Back then, though, I had big hopes. Yes, for financial stability and independence, but I had bigger hopes for my own personal growth.
No more people-pleasing - only my audience of One! No more striving to live by my own strength - by God’s strength alone! No more slaving away to productivity - Sabbath rest will always be a priority!
Or so I had hoped.
Just this week, I was confronted with the reality that my people-pleasing tendency runs deep. I was on vacation with my family and I kept on worrying about whether or not everyone was having a good time. I couldn’t care less about my own experience or how much I was enjoying myself. I caught myself in the middle of trying to make everyone around me happy.
Really, God? I thought I learned this lesson already! I know I can’t control how others feel, but here I am, still trying to. I’m so tired of fighting this in my life. I should know better.
In the middle of a busy work week, I easily slip into “machine” mode – typing away, eyes rarely lifting off the screen, my back sore from sitting in the same position for hours.
I need to get this done. I need to get that done. If I don’t finish this, I’m not a hard worker – wait. That’s not true. Why am I attaching my worth to how much I get done… again?? I thought I learned this lesson already! I’m tired of this pressure I put on myself. I should know better.
Are you weary of any patterns in your life? Maybe there are sinful or destructive behaviors, or maybe there are some that aren’t so bad on the surface but can easily lead you astray.

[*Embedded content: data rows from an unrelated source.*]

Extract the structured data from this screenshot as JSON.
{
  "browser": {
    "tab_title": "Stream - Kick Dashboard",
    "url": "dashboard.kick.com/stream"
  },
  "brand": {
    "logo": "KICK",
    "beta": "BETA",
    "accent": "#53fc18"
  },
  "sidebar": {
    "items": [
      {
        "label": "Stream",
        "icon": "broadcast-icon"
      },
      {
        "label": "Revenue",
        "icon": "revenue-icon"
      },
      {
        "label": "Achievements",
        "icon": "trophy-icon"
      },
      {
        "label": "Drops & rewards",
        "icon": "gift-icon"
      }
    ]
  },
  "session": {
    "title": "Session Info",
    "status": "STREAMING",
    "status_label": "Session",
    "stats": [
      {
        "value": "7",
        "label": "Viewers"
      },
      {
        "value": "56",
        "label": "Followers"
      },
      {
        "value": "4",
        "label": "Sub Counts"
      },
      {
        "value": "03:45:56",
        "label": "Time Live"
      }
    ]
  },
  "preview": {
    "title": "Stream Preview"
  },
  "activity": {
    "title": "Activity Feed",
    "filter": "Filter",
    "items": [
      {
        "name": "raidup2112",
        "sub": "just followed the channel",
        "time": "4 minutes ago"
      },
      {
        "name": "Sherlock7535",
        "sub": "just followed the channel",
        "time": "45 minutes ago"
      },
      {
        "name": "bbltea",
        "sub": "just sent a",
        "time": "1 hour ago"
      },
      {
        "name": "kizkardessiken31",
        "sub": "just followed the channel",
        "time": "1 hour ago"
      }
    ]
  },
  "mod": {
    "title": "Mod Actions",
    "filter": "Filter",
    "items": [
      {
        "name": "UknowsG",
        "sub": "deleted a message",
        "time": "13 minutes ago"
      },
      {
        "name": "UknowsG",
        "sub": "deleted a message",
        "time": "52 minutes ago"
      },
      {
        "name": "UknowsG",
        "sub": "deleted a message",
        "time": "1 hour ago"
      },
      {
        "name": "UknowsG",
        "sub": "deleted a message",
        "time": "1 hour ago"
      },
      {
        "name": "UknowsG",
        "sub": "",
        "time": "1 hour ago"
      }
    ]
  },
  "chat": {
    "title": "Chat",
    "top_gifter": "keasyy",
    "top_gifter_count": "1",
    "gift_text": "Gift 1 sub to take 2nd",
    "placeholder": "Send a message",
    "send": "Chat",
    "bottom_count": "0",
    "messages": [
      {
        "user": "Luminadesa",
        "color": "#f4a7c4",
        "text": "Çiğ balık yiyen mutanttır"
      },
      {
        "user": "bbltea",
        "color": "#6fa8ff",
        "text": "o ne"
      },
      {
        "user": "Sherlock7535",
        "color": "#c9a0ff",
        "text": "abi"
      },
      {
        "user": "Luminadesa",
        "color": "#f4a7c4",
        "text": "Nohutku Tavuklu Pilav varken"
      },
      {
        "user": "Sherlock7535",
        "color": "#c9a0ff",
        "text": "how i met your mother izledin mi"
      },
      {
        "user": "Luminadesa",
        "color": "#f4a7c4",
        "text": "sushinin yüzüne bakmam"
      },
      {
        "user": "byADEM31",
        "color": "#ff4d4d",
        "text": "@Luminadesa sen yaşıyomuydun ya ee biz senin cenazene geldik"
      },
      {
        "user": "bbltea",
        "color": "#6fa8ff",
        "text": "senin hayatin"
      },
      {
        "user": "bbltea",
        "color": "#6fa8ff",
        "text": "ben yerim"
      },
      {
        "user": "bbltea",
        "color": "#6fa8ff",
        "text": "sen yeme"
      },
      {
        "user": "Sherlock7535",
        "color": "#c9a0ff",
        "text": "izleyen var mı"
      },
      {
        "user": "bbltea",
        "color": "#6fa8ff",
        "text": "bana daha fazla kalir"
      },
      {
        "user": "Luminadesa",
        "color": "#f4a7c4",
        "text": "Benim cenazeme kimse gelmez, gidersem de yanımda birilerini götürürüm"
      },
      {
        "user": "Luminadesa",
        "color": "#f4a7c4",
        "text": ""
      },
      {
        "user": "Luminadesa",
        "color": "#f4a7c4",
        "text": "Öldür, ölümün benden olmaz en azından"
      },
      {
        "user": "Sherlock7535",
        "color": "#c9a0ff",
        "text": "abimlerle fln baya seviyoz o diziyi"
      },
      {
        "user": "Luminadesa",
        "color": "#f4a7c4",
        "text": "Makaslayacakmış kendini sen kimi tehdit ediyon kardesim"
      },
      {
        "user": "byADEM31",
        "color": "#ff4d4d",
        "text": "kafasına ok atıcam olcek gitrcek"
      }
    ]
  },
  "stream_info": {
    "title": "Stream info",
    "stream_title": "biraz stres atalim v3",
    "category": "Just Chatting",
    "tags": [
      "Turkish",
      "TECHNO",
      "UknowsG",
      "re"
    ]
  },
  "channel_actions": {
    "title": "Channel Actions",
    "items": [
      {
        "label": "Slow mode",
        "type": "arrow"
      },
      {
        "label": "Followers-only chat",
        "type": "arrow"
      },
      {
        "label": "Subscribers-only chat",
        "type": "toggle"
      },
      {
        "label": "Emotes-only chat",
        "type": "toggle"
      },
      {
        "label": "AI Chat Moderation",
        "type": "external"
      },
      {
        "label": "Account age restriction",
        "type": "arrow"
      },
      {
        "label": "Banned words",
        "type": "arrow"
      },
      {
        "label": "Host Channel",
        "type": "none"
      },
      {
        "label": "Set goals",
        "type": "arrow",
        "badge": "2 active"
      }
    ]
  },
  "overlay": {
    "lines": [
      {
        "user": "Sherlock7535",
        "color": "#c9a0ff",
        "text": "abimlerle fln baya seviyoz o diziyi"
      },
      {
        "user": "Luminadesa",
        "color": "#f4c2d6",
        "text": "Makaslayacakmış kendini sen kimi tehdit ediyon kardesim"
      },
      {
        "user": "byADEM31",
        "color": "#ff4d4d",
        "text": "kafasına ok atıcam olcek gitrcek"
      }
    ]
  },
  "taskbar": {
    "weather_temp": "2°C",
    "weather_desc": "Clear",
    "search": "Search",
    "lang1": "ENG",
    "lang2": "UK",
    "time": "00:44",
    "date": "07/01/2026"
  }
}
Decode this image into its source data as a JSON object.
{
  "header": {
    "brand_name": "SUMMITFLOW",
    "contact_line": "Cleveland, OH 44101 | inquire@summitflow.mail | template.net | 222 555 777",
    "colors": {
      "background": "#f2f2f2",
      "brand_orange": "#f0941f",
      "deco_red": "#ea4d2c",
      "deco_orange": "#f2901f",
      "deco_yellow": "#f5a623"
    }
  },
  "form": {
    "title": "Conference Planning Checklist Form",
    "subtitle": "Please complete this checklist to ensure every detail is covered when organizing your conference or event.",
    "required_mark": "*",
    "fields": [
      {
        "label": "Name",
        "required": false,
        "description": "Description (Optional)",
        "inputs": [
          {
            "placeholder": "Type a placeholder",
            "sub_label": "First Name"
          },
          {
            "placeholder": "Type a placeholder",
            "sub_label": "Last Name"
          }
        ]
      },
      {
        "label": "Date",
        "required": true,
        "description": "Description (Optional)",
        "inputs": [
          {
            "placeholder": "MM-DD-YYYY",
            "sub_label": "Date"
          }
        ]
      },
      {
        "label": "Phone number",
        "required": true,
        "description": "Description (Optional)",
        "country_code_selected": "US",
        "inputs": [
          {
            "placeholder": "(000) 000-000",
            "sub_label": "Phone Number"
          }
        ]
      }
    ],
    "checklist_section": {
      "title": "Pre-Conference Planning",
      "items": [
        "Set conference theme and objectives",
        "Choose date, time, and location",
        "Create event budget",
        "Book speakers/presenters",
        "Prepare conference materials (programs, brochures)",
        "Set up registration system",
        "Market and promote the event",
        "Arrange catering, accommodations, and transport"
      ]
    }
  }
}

On this side of heaven, you and I need to remind ourselves that we will grow weary of trying to be good enough. God does not expect us to overcome our struggles on our own. He does sometimes grant victory over sinful patterns, but in many cases, he invites you and me, his weary beloved, to hope in him. Why? Because he has so much to give us!
How can we wait expectantly on the Lord for renewal if we are never tired? How can our Father give us strength if we never admit we are weak?
Hang on to him. The King of Kings will renew you with hope as you wait on him. He will increase your faith with boldness as you trust him to work in you. As you continue to abide in him, his Spirit will sustain you and make you more like Jesus.
Jesus, I want to follow you wholeheartedly. I am tired of my sinful desires and the patterns in my life that do not honor you. Forgive me for living for myself. I want to live for you today and every day. I put my hope in you. Holy Spirit, work in me what pleases you. Help me to not grow weary, but to soar on wings like eagles. In Jesus’ name, amen.